Penso che esistano molti modi di acquisire competenze senza passare per uno stage. Il primo è mettersi in gioco in esperienze concrete, senza aver paura di sbagliare e di prendere in pieno dei pali che inevitabilmente arriveranno. ‘Sbagliando si impara’ giusto? Perché questo non deve valere anche dal punto di vista professionale?

Inoltre la rete ci da un’enorme possibilità di autoformazione. Su internet puoi trovare di tutto. La capacità di saper scegliere cosa può fare al caso nostro è fondamentale per imparare ogni giorno qualcosa di nuovo. Non c’è limite alla fantasia, non c’è limite alla voglia di imparare. Il problema forse, in alcuni casi, è una certa pigrizia mentale e un’avversione per la fatica. Se vuoi imparare a nuotare non puoi pensare di farlo fuori dall’acqua. Ti devi buttare facendo attenzione a non annegare ma senza aver paura di bere un po’ d’acqua della piscina. Finché rimarrai a bordo vasca perché per te l’acqua è troppo fredda non andrai da nessuna parte. Quindi il primo passo è mettersi in gioco e rischiare anche qualcosa.

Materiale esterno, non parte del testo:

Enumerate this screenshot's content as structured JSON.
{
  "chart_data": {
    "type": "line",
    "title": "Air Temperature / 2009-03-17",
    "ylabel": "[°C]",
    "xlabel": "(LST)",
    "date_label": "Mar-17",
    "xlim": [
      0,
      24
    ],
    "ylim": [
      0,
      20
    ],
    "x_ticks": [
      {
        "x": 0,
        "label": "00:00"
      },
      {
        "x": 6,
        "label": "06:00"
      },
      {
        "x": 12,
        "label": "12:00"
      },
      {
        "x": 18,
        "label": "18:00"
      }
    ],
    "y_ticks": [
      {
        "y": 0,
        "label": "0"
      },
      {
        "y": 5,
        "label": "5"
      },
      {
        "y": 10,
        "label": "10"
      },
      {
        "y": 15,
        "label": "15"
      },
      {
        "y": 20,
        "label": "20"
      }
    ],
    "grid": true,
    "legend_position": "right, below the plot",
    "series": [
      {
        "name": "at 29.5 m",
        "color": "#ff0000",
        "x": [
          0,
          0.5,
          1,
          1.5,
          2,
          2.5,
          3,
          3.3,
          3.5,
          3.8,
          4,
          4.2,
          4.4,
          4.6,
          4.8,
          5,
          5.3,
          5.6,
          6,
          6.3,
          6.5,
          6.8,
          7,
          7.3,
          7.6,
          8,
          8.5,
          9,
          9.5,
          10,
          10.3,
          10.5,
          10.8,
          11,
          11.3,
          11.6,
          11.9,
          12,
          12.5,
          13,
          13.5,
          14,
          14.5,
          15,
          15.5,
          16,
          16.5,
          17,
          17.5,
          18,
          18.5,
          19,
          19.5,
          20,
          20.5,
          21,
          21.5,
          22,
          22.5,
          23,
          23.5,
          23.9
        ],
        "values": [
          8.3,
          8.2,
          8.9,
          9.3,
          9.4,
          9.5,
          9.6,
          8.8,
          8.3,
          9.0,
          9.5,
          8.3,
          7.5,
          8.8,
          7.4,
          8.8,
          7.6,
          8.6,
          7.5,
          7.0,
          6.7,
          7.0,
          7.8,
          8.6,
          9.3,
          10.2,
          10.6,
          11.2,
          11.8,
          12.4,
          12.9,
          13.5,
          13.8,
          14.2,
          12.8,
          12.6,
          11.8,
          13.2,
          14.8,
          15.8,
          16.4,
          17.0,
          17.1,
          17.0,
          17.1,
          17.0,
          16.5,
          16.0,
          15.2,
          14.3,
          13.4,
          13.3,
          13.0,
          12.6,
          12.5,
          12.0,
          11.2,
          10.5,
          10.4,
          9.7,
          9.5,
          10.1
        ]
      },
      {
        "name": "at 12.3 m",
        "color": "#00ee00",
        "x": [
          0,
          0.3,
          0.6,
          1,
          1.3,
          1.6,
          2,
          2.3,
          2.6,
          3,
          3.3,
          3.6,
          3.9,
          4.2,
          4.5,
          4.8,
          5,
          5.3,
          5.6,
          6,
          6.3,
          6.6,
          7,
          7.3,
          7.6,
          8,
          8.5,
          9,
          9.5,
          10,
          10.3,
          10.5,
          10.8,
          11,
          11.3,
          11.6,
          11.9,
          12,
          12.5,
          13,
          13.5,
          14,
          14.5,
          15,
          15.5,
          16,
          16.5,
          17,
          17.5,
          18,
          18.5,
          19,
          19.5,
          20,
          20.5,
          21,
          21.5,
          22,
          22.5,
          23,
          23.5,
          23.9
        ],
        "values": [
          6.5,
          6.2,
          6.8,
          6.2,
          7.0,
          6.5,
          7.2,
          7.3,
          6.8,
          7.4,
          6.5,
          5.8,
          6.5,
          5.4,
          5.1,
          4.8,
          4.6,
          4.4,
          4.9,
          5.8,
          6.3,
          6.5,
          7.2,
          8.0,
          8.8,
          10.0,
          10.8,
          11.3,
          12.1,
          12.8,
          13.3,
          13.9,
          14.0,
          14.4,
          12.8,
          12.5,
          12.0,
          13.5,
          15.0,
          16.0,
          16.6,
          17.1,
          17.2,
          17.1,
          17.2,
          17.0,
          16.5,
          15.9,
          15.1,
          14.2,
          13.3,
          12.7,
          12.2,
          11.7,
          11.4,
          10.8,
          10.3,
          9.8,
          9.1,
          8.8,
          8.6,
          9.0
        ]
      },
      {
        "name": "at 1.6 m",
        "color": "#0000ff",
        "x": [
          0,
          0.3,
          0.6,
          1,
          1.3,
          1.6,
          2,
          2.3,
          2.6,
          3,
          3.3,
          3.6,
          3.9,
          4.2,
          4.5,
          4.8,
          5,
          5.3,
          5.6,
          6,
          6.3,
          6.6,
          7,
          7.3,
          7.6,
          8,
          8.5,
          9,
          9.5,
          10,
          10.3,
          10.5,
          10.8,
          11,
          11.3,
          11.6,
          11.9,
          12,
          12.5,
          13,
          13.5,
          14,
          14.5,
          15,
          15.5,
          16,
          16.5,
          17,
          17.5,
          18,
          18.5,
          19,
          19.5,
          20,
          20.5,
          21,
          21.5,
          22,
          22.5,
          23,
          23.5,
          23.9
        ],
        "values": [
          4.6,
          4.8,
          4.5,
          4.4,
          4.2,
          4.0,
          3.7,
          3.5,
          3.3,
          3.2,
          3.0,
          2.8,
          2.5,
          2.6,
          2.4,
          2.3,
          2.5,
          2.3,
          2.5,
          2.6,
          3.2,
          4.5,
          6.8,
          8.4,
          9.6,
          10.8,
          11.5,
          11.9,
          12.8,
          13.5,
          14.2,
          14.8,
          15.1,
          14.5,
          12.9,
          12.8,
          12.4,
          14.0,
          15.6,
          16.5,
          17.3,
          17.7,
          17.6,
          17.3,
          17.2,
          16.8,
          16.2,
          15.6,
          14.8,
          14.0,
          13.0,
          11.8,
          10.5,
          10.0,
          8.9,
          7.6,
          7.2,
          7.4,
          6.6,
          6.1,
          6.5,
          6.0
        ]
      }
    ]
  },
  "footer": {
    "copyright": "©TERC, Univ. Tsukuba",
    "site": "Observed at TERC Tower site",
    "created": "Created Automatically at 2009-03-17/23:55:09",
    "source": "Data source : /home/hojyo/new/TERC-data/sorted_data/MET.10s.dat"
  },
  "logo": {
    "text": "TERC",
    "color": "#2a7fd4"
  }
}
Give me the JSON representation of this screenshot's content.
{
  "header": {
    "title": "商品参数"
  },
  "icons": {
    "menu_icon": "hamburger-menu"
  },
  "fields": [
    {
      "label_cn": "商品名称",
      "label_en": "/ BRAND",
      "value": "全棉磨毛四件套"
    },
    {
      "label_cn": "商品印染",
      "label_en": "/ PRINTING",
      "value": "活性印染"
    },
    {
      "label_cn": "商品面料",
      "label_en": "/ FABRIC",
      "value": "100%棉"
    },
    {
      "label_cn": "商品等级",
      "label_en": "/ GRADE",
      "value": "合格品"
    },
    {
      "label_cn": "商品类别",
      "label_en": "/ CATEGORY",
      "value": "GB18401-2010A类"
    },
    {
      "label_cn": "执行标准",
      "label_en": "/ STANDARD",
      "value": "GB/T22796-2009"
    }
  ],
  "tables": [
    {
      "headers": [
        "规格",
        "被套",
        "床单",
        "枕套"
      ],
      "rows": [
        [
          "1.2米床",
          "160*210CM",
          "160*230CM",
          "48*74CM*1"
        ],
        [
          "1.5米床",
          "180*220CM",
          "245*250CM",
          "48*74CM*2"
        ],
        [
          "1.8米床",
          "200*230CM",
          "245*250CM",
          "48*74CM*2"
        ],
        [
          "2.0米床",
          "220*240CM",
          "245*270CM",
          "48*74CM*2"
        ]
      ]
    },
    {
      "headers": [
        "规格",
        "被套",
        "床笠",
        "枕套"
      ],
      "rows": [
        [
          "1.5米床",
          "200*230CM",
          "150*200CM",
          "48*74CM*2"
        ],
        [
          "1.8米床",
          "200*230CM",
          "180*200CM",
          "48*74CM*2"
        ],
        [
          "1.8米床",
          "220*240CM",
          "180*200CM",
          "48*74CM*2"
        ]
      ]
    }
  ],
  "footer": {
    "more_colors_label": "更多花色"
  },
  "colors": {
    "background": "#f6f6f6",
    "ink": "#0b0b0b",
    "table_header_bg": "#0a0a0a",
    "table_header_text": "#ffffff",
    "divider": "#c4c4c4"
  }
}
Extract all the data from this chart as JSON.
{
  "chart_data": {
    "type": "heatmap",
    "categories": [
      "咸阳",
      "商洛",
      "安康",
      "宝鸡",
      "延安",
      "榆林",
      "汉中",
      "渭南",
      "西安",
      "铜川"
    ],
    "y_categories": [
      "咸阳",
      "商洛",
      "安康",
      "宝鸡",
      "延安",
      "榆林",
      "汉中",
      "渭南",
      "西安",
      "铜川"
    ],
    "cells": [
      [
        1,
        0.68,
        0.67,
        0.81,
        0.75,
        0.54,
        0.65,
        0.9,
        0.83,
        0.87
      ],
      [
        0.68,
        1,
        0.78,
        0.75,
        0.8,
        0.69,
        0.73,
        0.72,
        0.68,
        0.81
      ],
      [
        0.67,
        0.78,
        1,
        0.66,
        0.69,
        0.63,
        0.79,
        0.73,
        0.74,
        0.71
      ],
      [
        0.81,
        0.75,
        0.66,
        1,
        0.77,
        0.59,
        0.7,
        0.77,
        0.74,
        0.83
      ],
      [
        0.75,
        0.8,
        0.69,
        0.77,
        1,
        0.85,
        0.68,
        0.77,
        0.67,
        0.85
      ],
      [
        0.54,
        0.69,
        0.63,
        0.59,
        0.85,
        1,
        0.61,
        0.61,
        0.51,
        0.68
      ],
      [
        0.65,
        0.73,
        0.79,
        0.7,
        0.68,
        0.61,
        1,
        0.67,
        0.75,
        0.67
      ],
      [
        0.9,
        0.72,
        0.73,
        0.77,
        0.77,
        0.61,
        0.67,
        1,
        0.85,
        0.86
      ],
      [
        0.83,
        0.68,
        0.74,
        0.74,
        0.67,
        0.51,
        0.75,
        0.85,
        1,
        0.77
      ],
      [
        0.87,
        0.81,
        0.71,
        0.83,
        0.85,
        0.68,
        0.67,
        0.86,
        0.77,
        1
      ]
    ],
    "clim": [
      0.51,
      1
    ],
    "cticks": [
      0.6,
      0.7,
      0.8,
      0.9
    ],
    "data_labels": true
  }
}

Ovviamente c’è anche la possibilità di farti aiutare da qualcuno che al momento è qualche spanna avanti a te. Da queste persone devi ‘rubare’ (nel senso buono del termine) con gli occhi. Per imparare devi avere l’umiltà di riconoscere che c’è sempre qualcuno che saprà fare qualcosa meglio di te, senza però dubitare delle tue qualità.

Per acquisire competenze devi “investire” su te stesso, sia in termini di tempo che in termini economici.

Domanda finale, la più delicata. Ti reputi positivo verso il tuo futuro? 

“Sì, mi reputo positivo verso il futuro. La mia è la ‘generazione della crisi’. Abbiamo sentito il peso di questa parola fin da quando avevamo un’età che ci metteva davanti le prime scelte della nostra vita. Questo ha avuto un effetto paradossale: ci ho incoraggiato a mettere da parte il superfluo e puntare su quello che più ci stava a cuore. Senza farci troppi calcoli perché tanto ‘finirai disoccupato a prescindere’. Senza farci troppi calcoli perché tanto ‘la crisi c’è per tutti’. E invece non è così perché proprio questa situazione ti mette davanti ad un bivio: o ti piangi addosso o tiri fuori le palle. Se scegli la seconda opzione ti renderai conto di avere delle energie che non immaginavi nemmeno di avere. In alcune situazioni ti chiederai se sei davvero tu quello che ha agito in quel modo. La crisi per noi è diventata un’opportunità.

Se in tutto questo inserisci gli scenari che si aprono con il mondo digitale, il mix diventa esplosivo. Internet offre numerosissime opportunità. A ognuno di noi la scelta se coglierle o lasciarle scappare. Sia chiaro: non sono così ingenuo da credere che possa garantire le stesse opportunità a tutti e che sia la salvezza del genere umano. Funziona allo stesso modo dei contesti off-line: le differenze rimangono. Anzi sono accentuate. Resta il fatto che oggi chi ha gli strumenti adatti e la giusta mentalità può cogliere le grandi possibilità offerte dal mondo digitale. Devi senza dubbio aver chiaro l’obiettivo.

Citando Seneca (a volte aver fatto il Classico fa brutti scherzi) ‘Nessun vento è favorevole per il marinaio che non sa a quale porto vuol approdare’. Se ti concentri sull’obiettivo e dai il massimo i risultati prima o poi arrivano. Ogni giorno un piccolo passo in avanti e raggiungi la meta”.